03 January 2016

Meandering in Morocco: The Sand Dunes of Erg Chigaga

Going to the desert was the highlight of this trip. Before visiting Morocco, I personally haven't explored deserts before, so this was definitely a first time. I was looking forward to it. We decided to do a 3-day/2-night excursion as a first taste of the desert. After all, it will be a solitary experience, and who knows, we might end up bored to death, wanting to go back to urban living.

Anyway, as I said before, we were picked up by our tour operator at 14:00 on the first day. Then we did a camel trek, which was pretty fun. After riding the camel, we reached the sand dunes of Ouladriss. These are impressive sand dunes, but are nothing compared to what we will see in the following days.



The pictures above were taken during sunset, after riding the camel for several hours. It was an interesting experience to be with sand all over you, but the beach is not there.
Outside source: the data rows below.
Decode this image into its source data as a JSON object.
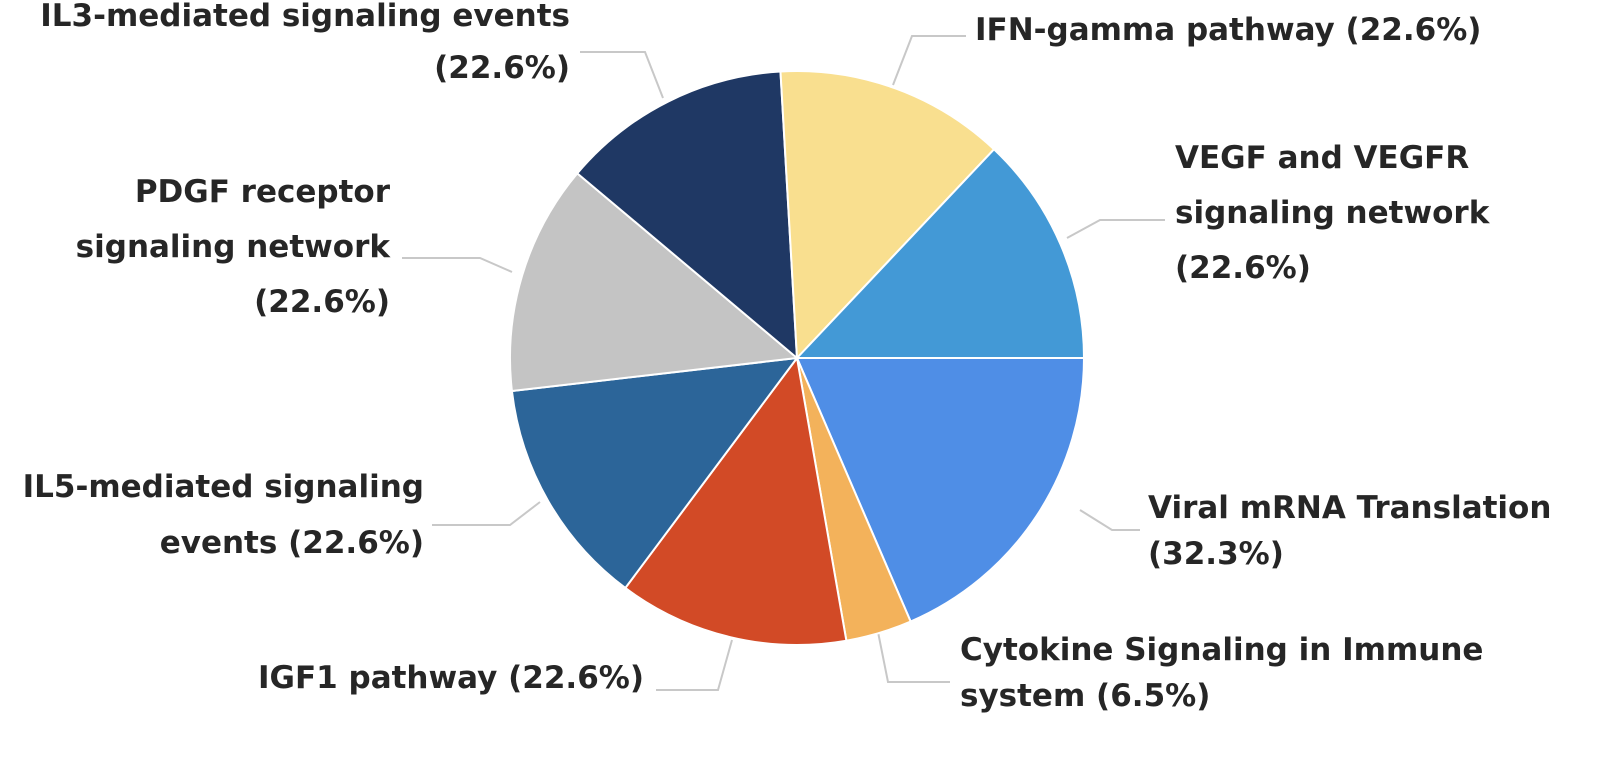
{
  "chart_data": {
    "type": "pie",
    "title": "",
    "slices": [
      {
        "name": "Viral mRNA Translation",
        "value": 32.3,
        "label_lines": [
          "Viral mRNA Translation",
          "(32.3%)"
        ],
        "color": "#4f8ee6"
      },
      {
        "name": "Cytokine Signaling in Immune system",
        "value": 6.5,
        "label_lines": [
          "Cytokine Signaling in Immune",
          "system (6.5%)"
        ],
        "color": "#f3b25b"
      },
      {
        "name": "IGF1 pathway",
        "value": 22.6,
        "label_lines": [
          "IGF1 pathway (22.6%)"
        ],
        "color": "#d24a26"
      },
      {
        "name": "IL5-mediated signaling events",
        "value": 22.6,
        "label_lines": [
          "IL5-mediated signaling",
          "events (22.6%)"
        ],
        "color": "#2c6599"
      },
      {
        "name": "PDGF receptor signaling network",
        "value": 22.6,
        "label_lines": [
          "PDGF receptor",
          "signaling network",
          "(22.6%)"
        ],
        "color": "#c4c4c4"
      },
      {
        "name": "IL3-mediated signaling events",
        "value": 22.6,
        "label_lines": [
          "IL3-mediated signaling events",
          "(22.6%)"
        ],
        "color": "#1f3864"
      },
      {
        "name": "IFN-gamma pathway",
        "value": 22.6,
        "label_lines": [
          "IFN-gamma pathway (22.6%)"
        ],
        "color": "#f9df8f"
      },
      {
        "name": "VEGF and VEGFR signaling network",
        "value": 22.6,
        "label_lines": [
          "VEGF and VEGFR",
          "signaling network",
          "(22.6%)"
        ],
        "color": "#4399d6"
      }
    ],
    "start_angle_deg": 0,
    "direction": "clockwise",
    "legend": "none",
    "data_labels": "outside"
  }
}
It definitely perked up my interest in geology again (as an aside: if I could reverse time and go to university all over again, I probably would study geology this time).
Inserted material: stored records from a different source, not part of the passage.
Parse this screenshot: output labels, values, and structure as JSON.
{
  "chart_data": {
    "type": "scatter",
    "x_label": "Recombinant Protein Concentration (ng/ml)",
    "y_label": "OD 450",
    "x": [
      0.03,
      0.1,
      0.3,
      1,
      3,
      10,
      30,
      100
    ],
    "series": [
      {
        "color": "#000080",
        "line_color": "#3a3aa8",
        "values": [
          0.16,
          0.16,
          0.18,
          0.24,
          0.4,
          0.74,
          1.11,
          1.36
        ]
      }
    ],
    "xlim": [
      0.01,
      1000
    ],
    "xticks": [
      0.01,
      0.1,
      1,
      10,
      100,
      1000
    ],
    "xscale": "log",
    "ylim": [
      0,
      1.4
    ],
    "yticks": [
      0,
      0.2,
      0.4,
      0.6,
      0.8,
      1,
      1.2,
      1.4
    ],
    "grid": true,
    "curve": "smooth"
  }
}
The second day, we left the first camp, where we spent the night, and rode the 4x4 to go to the big sand dunes further west. Our destination was Erg Chigaga. We rode for several hours, and it also gave me an interesting perspective with respect to the Sahara. As you can see in my photos above, not every part of the Sahara is filled with sand dunes. Most of it are barren flat spaces that are rocky. This is called hamada, and most of the Sahara is actually like this. We drove through kilometers after kilometers of hamada, until we reached an oasis, where we had lunch. But before that, we came across a nomad who was letting his camels drink. Watching the camels drink was actually interesting, and we spent almost half an hour watching these amazing animals drink. They drink a lot!



Finally, we reached Erg Chigaga. This is one of the two largest sand dunes in Morocco, the other being Erg Chebbi near Merzouga. These sand dunes are high, reaching up to hundreds of meters above the ground. Climbing them takes some skill, and sometimes it is easier to do it barefoot than with sandals. The pictures I took above were taken mostly during sunset, as otherwise the sun would be very harsh indeed. It definitely reminded me of the book The Sheltering Sky by Paul Bowles. Read it if you are interested, or better yet, watch the movie.
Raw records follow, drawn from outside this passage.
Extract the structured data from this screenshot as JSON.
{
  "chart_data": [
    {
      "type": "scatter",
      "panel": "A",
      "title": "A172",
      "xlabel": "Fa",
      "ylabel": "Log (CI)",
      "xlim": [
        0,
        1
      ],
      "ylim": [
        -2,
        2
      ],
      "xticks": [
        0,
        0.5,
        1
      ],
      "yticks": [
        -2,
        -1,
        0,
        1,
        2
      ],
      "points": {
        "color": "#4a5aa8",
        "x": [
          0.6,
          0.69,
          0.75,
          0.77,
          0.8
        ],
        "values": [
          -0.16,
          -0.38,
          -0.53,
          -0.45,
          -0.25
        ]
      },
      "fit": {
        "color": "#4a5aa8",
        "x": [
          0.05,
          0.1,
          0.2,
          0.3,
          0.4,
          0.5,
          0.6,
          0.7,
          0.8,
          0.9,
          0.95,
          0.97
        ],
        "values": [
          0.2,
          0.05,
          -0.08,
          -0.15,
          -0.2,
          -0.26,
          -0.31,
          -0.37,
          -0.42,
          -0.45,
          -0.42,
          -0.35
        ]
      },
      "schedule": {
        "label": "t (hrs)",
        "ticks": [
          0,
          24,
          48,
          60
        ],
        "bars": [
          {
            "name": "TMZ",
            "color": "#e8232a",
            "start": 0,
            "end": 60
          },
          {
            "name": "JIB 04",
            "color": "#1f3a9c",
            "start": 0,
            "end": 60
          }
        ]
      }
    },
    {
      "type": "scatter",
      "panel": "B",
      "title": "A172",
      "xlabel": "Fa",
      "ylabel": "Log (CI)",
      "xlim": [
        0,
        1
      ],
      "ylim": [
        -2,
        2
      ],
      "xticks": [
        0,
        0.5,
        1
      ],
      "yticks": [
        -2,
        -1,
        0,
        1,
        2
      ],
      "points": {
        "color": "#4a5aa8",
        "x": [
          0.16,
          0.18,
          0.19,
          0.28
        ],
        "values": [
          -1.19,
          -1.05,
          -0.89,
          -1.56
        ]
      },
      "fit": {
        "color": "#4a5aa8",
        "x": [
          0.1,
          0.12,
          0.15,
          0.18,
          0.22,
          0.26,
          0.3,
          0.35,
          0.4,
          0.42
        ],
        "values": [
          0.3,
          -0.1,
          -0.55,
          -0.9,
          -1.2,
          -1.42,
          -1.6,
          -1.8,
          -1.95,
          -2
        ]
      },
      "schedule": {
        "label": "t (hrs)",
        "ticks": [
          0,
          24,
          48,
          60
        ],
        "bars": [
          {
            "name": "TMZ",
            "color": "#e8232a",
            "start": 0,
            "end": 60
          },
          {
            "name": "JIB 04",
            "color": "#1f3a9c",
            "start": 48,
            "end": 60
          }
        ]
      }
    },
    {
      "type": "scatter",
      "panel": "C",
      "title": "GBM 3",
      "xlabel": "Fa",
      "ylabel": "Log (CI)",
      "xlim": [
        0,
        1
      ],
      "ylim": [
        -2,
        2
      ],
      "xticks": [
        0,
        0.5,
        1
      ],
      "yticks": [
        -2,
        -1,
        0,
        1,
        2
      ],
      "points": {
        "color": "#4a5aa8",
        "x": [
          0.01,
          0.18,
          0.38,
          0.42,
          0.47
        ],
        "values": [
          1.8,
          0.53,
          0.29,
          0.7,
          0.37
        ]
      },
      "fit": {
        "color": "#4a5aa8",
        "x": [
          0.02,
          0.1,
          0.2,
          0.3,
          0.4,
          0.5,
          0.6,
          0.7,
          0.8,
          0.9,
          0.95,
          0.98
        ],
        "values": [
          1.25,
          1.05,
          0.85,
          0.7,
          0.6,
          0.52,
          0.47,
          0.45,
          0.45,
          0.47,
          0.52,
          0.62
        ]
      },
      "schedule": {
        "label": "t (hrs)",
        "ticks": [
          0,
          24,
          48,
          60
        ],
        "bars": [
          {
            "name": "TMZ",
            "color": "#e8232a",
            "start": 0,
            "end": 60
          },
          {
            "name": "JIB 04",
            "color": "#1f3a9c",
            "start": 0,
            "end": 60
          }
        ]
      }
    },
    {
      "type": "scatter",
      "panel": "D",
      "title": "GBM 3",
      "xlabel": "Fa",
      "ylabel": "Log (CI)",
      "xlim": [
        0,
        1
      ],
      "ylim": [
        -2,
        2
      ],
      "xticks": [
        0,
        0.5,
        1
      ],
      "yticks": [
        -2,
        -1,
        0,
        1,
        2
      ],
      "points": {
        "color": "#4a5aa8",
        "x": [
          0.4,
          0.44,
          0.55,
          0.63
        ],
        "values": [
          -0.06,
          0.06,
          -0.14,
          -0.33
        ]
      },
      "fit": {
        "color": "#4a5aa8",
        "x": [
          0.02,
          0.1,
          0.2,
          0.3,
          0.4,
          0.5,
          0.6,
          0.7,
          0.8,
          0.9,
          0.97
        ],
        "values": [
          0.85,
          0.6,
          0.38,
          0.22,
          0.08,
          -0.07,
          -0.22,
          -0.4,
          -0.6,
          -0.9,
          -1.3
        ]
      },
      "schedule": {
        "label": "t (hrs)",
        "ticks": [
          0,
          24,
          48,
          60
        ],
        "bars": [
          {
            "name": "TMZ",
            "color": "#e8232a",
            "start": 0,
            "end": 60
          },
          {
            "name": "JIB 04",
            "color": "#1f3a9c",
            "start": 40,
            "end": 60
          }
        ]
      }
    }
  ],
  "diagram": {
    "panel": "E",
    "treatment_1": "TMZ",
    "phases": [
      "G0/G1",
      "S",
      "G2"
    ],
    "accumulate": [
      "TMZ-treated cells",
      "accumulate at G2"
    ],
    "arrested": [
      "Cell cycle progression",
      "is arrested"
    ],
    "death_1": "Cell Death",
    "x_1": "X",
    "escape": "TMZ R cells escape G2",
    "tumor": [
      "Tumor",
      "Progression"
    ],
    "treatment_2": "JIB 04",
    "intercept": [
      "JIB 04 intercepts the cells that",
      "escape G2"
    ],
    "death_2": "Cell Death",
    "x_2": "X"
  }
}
Overall, this was an amazing excursion. It wasn't cheap, but it was definitely worth it. Spending the night in the desert was definitely a memorable experience, as I have seen the Milky Way quite clear, spread across the night sky. This is perhaps the most remote place I have been to so far, as it definitely isn't an easy place to get to. Knowing that you're alone in the wide expanse makes you think of profound things, while you're grappling with yourself in solitude. It surely is a very interesting and recommendable experience.